For me, spring is a season to clean up and make room for new growth and opportunities. After hibernating through the coronavirus pandemic, the onset of spring seems more significant in 2021 than in years past.
As I’ve noted in more detail in Financial Planning, now is a great time for RIAs to revisit their cybersecurity policies to ensure that their protocols make sense in today’s environment.
No time to read the full article? No problem. I’ve summarized my six-point checklist for RIAs below to help you think through how to get your cybersecurity program on track and up to regulatory par.
✔ Are my cybersecurity compliance policies updated for remote work?
Consider: You may now have the technology to support remote work, but are your cybersecurity policies and protocols updated to protect client and firm data? Have you tested these policies to know whether they’ll pass regulatory muster?
✔ Are my fintech and tech stacks integrated?
Consider: Better management and integration of your fintech and tech stacks result in better cybersecurity and data protection.

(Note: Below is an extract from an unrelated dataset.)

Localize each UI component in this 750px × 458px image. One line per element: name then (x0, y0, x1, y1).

True integration is achieved through a hybrid approach to technology management.
✔ Does my firm’s 2021 tech budget account for potential risk as well as growth?
Consider: Typically, 20 to 25 percent of the RIA’s tech spending goes to the tech stack, with the remainder allocated for the fintech stack. In 2021, we’re advising most firms to plan for a five to 10 percent increase in spending on the tech stack, compared to last year.
✔ Are we consciously communicating on cybersecurity with clients?
Consider: Make sure you reach out to clients to update them on the cybersecurity upgrades you’ve made to keep their information secure and protected.
✔ Does our firm foster a culture of cybersecurity?
Consider: A culture of cybersecurity starts at the top. Revise your tech policies regularly to adjust for changes in the business and require everyone at the firm to review and sign the updated documents annually. Share headlines on data breaches with employees, with reminders on why certain policies are in place, and celebrate the firm’s cybersecurity successes.
✔ Do you really know what’s going with your vendors?
Consider: You need to understand how your tech vendors store and protect their data, so if there’s ever an issue, you can communicate with your clients with some assurances.
After reviewing this checklist, if you’ve decided that a thorough cybersecurity house-cleaning is in order, don’t delay – make it a priority to understand where you need to fill in the gaps to protect against potentially devastating data breaches. And then get ready to roll into this next season of opportunity.